Jerry Jeudy didn't drop a pass Tuesday.
The Broncos wide receiver stood out during Denver's 7-on-7 drill, making several catches downfield, including a 35-yard touchdown and a sideline grab, both from Teddy Bridgewater. His route running was crisp, creating separation against veteran corners and his hands were solid, not letting a single pass slip through his fingers — one of his biggest issues during his rookie season.
“Jeudy, I mean, he’s adding on from last year,” Broncos cornerback Bryce Callahan said Tuesday. “His releases are looking great. His routes are looking crispy. He’s catching the ball. It’s all looking good."
It was only the fourth day of offseason voluntary drills, but Jeudy looked like the franchise wide receiver the Broncos hoped they drafted 15th overall in 2020.
"I feel like I've matured," Jeudy said. "You don't know what you get yourself into the first year into doing something. This is my second year and I feel like I've learned a lot in my first year so I know how to overcome whatever (issues) I had in my past years to make this year better."
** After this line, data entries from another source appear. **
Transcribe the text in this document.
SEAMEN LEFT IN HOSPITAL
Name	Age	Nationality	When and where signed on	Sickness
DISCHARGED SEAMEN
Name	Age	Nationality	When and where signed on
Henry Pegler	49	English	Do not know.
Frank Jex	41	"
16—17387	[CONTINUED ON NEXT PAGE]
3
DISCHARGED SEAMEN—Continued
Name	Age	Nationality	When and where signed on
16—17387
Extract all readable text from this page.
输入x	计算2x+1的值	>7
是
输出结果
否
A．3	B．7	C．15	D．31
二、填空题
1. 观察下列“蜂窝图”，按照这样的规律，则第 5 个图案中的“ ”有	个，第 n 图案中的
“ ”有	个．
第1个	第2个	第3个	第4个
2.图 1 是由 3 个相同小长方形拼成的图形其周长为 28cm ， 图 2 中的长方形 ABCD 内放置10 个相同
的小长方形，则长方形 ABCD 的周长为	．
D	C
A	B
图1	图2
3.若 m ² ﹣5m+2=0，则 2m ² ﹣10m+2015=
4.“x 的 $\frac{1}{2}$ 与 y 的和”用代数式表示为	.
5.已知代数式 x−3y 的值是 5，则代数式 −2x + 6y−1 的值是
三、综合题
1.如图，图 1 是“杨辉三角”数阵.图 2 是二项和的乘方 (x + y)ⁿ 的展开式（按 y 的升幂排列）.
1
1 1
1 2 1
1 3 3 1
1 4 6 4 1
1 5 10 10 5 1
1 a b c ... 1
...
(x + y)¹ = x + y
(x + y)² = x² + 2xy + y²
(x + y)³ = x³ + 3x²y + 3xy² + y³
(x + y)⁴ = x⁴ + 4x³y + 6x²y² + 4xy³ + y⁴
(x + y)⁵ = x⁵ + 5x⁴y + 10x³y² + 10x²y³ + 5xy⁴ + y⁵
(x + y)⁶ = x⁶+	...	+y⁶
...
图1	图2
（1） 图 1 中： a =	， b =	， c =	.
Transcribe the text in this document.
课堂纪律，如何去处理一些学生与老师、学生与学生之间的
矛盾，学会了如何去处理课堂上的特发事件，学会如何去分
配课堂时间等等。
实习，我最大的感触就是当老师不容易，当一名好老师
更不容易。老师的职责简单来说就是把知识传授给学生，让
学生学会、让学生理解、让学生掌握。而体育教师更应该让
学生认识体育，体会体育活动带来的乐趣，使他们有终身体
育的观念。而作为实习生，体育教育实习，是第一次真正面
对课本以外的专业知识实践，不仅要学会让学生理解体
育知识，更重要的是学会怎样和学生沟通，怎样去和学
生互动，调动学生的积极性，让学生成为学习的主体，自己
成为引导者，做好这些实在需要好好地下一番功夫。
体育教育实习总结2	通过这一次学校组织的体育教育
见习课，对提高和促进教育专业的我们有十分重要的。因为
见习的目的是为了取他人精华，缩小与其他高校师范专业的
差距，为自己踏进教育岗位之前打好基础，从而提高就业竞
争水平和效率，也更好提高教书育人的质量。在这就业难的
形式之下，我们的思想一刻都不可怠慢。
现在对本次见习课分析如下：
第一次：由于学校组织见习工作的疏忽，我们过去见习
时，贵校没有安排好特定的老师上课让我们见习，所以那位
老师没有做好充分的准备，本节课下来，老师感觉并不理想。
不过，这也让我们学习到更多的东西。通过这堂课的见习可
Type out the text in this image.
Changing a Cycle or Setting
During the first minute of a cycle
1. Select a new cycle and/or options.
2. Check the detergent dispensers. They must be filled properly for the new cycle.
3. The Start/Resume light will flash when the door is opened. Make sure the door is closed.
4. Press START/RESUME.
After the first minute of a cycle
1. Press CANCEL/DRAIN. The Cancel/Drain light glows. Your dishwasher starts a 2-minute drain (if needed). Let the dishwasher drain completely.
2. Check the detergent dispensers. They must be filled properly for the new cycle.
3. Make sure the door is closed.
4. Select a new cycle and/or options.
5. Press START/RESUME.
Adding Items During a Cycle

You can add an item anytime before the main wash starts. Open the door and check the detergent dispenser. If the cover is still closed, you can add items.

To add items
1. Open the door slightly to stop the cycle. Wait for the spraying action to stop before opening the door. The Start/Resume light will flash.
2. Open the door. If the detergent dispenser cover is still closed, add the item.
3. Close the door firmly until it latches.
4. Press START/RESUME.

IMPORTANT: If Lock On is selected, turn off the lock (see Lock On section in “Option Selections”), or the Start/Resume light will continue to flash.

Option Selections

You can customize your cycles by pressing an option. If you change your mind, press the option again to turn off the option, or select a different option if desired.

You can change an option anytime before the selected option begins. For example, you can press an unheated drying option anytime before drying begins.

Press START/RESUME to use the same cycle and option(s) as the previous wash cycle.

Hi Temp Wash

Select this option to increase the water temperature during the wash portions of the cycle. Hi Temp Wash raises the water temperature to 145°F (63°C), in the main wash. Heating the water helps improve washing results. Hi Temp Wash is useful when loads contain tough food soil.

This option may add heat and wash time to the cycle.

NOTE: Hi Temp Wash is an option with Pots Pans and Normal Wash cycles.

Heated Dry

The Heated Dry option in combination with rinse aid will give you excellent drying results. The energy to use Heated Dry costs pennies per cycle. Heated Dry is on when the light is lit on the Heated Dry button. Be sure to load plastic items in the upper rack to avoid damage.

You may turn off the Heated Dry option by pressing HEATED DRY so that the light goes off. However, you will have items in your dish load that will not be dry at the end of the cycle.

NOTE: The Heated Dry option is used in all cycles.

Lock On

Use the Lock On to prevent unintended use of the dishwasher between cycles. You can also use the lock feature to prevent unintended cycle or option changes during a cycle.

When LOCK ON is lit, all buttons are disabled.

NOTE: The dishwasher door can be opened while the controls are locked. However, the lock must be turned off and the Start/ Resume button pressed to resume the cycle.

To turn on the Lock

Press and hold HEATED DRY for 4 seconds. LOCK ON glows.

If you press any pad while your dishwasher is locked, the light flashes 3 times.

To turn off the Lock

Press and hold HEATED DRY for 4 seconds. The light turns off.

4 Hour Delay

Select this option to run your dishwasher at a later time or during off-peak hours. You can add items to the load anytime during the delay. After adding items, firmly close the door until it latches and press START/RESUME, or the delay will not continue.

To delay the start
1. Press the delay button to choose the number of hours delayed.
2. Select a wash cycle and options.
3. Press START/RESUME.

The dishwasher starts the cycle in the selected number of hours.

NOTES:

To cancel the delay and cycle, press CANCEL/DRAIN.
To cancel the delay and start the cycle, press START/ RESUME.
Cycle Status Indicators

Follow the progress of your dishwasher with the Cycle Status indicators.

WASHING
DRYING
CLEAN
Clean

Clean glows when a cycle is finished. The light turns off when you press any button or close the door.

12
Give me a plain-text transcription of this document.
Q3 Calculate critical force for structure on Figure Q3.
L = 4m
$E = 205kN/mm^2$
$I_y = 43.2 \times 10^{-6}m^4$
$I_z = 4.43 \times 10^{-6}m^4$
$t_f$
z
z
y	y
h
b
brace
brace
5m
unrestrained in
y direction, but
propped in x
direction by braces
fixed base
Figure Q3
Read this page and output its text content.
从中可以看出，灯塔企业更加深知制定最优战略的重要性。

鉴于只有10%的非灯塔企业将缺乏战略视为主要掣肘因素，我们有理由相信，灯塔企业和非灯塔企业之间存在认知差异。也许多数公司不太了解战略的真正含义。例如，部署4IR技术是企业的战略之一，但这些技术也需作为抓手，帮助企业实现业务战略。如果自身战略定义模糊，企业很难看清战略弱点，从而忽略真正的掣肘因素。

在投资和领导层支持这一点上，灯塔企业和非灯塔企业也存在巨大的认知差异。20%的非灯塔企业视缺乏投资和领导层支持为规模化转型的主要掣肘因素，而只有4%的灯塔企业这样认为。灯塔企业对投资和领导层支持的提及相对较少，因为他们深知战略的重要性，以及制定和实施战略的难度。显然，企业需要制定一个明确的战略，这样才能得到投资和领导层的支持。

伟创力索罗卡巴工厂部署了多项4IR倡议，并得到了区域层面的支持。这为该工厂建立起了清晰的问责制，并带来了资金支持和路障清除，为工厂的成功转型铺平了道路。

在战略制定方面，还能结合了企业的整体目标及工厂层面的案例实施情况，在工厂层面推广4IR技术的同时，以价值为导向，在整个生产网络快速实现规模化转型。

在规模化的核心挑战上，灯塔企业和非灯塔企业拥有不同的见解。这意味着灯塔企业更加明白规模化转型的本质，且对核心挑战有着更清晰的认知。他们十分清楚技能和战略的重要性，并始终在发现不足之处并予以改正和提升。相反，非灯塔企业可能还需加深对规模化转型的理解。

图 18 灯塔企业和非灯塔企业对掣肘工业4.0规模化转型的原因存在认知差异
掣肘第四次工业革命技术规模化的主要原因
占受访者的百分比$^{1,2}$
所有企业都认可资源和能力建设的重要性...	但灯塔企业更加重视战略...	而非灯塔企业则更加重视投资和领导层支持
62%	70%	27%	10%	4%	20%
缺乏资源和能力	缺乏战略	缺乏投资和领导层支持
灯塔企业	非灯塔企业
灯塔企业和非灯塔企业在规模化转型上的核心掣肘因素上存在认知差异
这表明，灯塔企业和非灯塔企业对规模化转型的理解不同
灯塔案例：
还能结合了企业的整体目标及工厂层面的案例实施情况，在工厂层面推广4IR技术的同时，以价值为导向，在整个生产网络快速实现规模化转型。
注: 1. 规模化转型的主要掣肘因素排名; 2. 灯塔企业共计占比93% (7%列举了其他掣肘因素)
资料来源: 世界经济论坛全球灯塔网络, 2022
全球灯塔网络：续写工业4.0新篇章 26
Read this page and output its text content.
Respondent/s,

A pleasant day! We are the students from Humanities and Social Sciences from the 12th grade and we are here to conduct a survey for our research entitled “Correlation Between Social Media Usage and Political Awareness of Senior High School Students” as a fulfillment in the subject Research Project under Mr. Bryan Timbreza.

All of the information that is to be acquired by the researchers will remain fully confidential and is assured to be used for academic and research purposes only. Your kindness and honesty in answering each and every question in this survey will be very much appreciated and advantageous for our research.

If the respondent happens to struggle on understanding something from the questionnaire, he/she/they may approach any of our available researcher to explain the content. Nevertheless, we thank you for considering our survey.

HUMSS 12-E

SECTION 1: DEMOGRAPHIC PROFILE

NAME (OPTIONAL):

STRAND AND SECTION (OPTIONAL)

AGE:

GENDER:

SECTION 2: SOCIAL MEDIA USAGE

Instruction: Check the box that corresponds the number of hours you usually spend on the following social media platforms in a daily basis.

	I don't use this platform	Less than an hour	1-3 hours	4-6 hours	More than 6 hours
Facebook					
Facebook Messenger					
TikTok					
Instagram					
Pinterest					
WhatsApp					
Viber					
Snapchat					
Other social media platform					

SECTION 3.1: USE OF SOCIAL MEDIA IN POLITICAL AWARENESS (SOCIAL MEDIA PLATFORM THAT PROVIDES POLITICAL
Coming off a rookie season in which he had 52 receptions for 856 yards and three touchdowns, Jeudy's only downside in 2020 was his drops. That's been one area he's focused most on this spring.
"Mostly just concentration and focus on the ball," Jeudy said. "I was so quick to catch and run and hurry up to make a play, instead of catch first, then run. That's mostly what it was, trying to make plays too fast and not focusing on the big picture of catching the ball first."
The biggest thing Jeudy has noticed in his second year, other than his lack of drops in the voluntary workouts, is his timing.
Not having organized team drills ahead of training camp last season to build chemistry with Drew Lock and learn the playbook hurt him maybe more than anything. Now, he feels more comfortable in the offense and already seems to have strong chemistry with Lock and Bridgewater, as both hit him several times for big gains Tuesday.
"You want to get to a certain spot in a certain place at that exact time. Knowing how to make the defender move to where you want him to be and get to that spot at the right time," Jeudy said. "This being my second year, just knowing the plays, the tempo of the plays, the timing of the plays — that really helps you on the timing of your route running and to know what to do and what not to do because of how familiar I am with the plays. It's really helped me become a better route runner."
But maybe what's more important than him eliminating drops and understanding the offense better, is Jeudy's clear maturity.
That's the first thing that came to coach Vic Fangio's mind when asked about Jeudy's growth from year one to year two. And it's why Fangio, and many others, believe Jeudy is poised for a big second season.
“I think he’s in a far better place obviously than he was last year at this time," Fangio said. "I see a more focused, diligent receiver on the details. He knows he can’t slack. I see a much more mature guy right now."